Эти безумно красивые янтарно-карие глаза! Они всегда говорили Веронике больше, чем язык Димки.
— Спасибо, — хладнокровно поблагодарил супруг, последовав в спальню.
Цепная тяжело вздохнула. Сколько девушка думала о встречи с Димой после комы, даже представить не могла, что окажется в целом аду противоречий. Эмоциональная карусель «от любви до ненависти и обратно» сильно истощала Веронику. Еще сильнее мучила неопределенность. Она не знала, как правильно поступить.
«Мстить? Отпустить? Простить? Забыть и послать?»
Её размышления вдруг прервал рингтон звонка телефона, раздавшийся из сумки. Цепная взяла его, про себя сразу отметив неизвестный номер, затем приняла.
— Привет, Вер, — неуверенно произнес мажор.
Вероника удивилась. Он все-таки запомнил её номер.
— Ты можешь говорить? — взволнованно добавил парень.
— Да.
— Давай завтра встретимся вечером. Познакомлю с моим старым добрым приятелем. Если встреча пройдет хорошо, возможна работа.
«Да, работа.
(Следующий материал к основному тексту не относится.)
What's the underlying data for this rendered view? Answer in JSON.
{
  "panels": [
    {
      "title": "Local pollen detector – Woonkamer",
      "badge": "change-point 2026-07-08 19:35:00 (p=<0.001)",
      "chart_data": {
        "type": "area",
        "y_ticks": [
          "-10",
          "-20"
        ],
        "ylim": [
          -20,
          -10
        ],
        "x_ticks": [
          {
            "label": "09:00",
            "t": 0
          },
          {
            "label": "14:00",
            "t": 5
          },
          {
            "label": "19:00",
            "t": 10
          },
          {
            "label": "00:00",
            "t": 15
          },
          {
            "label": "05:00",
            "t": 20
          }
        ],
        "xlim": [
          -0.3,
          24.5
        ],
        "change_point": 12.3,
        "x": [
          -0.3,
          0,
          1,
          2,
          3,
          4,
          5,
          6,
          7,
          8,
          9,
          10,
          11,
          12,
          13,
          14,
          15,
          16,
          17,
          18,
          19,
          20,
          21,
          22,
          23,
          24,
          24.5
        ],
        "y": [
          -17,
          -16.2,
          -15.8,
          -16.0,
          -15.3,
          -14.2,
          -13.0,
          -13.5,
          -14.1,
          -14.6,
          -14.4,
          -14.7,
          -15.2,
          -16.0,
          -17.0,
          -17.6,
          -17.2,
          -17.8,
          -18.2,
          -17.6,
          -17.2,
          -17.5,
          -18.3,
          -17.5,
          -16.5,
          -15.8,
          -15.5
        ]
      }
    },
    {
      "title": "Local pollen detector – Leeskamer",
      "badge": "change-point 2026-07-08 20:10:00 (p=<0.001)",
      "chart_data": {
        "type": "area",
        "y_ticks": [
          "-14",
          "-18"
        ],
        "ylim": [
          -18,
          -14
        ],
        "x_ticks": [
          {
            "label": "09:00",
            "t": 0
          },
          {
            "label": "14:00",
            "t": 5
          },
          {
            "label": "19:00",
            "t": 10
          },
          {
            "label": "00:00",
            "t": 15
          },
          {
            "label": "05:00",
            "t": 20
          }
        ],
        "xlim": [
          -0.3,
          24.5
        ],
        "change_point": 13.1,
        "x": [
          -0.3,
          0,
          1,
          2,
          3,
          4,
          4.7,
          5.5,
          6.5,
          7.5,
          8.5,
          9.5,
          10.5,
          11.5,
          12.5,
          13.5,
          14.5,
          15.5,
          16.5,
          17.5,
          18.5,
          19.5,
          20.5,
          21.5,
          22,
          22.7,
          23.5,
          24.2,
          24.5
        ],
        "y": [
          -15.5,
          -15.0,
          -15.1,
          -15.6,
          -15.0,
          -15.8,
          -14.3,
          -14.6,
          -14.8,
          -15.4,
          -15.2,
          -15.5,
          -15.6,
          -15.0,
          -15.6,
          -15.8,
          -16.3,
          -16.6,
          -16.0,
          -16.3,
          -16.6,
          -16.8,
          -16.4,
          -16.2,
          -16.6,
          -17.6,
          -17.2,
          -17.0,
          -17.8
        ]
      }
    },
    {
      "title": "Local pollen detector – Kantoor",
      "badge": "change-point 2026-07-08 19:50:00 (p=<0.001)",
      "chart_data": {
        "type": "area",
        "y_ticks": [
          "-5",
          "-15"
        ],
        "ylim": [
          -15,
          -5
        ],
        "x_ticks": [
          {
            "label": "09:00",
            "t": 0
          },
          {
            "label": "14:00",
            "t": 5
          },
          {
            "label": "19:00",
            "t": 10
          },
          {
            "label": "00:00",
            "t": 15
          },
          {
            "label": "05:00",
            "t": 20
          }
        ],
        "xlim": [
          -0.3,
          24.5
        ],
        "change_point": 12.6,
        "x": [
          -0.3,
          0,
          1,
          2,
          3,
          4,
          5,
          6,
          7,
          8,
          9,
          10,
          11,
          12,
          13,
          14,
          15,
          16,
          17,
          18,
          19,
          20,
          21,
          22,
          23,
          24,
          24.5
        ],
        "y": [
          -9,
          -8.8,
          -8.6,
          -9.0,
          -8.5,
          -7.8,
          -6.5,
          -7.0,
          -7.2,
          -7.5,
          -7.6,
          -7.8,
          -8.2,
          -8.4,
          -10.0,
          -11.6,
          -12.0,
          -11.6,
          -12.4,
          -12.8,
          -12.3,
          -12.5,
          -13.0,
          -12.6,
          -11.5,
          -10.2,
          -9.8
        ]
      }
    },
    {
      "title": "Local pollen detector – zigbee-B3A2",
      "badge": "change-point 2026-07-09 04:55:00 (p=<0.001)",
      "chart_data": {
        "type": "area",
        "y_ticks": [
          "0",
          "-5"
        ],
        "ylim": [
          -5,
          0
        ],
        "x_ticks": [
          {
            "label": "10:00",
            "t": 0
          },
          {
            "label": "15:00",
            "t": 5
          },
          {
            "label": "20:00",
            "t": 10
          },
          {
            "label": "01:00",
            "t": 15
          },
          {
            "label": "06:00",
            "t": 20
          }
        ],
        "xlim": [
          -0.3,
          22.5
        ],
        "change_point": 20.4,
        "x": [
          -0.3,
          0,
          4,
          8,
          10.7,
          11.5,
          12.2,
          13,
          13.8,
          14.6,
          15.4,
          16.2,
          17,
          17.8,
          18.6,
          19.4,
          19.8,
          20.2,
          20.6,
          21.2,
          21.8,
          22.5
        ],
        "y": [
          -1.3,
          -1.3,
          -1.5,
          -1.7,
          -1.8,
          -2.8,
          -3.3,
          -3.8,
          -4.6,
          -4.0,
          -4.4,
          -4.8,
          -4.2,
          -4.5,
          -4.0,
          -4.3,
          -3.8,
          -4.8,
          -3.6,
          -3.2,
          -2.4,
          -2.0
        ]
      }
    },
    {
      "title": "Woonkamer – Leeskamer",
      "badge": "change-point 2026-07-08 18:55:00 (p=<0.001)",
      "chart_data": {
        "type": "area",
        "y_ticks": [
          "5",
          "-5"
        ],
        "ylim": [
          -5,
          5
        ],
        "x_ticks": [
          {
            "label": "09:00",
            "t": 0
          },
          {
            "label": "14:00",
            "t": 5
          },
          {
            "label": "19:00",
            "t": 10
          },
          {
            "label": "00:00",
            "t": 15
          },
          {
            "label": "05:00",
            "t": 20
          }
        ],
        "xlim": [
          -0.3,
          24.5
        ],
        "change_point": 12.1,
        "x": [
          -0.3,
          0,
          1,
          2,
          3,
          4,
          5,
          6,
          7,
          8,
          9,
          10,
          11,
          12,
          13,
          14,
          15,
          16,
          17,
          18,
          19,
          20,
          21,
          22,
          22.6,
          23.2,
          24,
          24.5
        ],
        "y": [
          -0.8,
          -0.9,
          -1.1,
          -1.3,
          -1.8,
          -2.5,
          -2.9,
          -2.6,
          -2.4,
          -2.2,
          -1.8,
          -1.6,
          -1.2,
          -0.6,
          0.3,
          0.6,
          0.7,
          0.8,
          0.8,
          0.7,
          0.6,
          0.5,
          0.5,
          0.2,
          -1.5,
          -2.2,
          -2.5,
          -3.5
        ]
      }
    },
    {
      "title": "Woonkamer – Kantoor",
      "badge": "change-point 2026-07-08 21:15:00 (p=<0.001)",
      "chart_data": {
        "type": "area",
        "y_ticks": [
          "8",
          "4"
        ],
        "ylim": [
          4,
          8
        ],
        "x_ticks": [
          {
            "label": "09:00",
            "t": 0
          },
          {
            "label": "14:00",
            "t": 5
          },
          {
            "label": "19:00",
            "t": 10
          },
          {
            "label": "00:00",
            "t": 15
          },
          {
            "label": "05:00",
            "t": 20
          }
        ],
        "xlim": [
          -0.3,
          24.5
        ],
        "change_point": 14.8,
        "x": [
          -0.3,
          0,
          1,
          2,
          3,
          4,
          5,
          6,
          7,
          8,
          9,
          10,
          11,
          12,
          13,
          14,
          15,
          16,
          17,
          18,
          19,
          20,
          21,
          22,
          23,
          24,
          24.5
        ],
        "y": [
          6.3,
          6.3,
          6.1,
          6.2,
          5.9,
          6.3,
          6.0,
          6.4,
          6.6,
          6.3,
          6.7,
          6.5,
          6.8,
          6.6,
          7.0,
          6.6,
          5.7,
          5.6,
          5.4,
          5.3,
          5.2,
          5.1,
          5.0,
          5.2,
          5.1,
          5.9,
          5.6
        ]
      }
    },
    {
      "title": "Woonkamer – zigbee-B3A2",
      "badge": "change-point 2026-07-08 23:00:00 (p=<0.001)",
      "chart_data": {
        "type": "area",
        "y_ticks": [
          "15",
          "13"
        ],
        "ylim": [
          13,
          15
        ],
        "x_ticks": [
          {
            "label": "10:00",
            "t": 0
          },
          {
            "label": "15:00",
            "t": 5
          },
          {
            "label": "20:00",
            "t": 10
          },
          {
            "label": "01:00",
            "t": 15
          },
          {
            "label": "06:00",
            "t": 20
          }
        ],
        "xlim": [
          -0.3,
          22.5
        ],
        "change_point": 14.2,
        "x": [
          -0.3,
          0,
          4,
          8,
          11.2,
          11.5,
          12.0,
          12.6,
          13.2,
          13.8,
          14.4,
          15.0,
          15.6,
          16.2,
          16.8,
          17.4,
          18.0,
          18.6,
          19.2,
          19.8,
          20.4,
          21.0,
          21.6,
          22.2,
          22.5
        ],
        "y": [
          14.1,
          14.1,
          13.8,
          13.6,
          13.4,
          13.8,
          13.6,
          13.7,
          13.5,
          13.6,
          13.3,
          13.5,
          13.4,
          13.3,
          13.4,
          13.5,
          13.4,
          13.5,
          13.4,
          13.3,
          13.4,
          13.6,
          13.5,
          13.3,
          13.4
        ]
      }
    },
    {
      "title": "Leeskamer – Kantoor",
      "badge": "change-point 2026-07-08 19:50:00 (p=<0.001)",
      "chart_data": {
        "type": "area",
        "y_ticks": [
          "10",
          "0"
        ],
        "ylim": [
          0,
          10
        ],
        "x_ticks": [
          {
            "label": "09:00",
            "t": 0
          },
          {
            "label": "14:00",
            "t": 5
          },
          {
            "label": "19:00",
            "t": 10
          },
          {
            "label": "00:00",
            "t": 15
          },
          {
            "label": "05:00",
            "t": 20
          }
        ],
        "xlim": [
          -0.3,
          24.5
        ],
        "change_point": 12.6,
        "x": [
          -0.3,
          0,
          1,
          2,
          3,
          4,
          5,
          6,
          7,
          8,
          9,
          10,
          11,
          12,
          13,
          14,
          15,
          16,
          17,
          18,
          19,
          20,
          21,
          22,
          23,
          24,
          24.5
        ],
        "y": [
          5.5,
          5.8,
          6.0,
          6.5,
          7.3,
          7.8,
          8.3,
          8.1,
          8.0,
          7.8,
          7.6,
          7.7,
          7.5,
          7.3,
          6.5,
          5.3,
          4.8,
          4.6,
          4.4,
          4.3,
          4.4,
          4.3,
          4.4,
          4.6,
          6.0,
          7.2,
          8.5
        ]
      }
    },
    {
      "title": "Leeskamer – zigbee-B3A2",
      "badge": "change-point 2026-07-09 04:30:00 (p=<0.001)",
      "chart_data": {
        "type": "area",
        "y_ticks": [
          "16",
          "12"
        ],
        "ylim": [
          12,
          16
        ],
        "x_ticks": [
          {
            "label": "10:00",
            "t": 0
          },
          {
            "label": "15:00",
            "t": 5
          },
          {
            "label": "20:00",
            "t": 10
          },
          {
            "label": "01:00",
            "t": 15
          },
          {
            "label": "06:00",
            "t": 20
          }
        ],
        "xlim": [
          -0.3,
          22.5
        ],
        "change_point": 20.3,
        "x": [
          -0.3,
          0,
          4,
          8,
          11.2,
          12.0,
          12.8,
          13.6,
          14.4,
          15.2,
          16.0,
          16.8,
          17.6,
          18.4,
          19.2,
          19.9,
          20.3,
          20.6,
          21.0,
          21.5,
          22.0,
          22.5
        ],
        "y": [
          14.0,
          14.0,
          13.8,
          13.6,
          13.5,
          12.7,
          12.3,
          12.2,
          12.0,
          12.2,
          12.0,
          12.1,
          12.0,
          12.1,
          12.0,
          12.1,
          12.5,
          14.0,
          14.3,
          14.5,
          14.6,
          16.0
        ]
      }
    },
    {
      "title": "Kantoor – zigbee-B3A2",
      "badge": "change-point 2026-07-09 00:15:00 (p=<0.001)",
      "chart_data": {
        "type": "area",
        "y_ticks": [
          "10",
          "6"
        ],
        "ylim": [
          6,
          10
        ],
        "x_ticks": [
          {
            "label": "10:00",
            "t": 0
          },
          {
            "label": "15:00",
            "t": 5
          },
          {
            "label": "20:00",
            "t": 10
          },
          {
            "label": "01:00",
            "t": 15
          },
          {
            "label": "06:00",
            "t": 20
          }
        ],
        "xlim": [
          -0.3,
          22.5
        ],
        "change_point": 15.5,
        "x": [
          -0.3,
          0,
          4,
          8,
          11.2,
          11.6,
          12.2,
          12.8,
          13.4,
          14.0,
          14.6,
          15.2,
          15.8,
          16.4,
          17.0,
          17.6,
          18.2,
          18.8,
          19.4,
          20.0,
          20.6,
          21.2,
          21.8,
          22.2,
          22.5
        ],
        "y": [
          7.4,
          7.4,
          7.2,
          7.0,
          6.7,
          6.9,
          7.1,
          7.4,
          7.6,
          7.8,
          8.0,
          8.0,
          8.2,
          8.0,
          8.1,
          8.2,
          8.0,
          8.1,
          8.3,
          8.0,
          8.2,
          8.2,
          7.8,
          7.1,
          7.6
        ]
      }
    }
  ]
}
Идеально, чтобы забыться и снова похоронить себя», — почему-то скептически пронеслось у нее на уме, но вслух Илларионова ответила:
— Прекрасно. Во сколько?
— В пять. Ресторан «Морской бриз». За тобой заехать?
— Да, приезжай, — уверенно ответила Цепная, не по наслышке зная, насколько в квартире тонкие стены.
Кто-то в спальне сейчас будет готов опять «разрядить свой телефон».
— Чудесно. Буду у того магазина в четыре.
Ничего не ответив, Вероника сбросила вызов и задумчиво взглянула на безымянный палец, который, казалось, вновь начал обжигать металл золотого кольца. Знак плохой, но останавливаться девушка уже не хотела. Чтобы впредь не ощущать дискомфорта, Цепная решительно стянула обручальное.
— Верочка, ты чего? — искренне удивилась свекровь, случайно лицезря с какой злостью невестка замахнулась, в сердцах желая зашвырнуть символ брака куда подальше.
— Вы победили, Светлана Викторовна. Я плохая жена! Я не достойна Димы! — раздраженно припомнила женщине её первые слова Вера.
Танька не первая, кто выслушивал от матери Илларионовых эту пропаганду. Только старшая Щукина открыто не агрессировала, подобно своей младшей сестренке, а молчала и носила в себе, наконец достигнув пика, когда надоело всем улыбаться.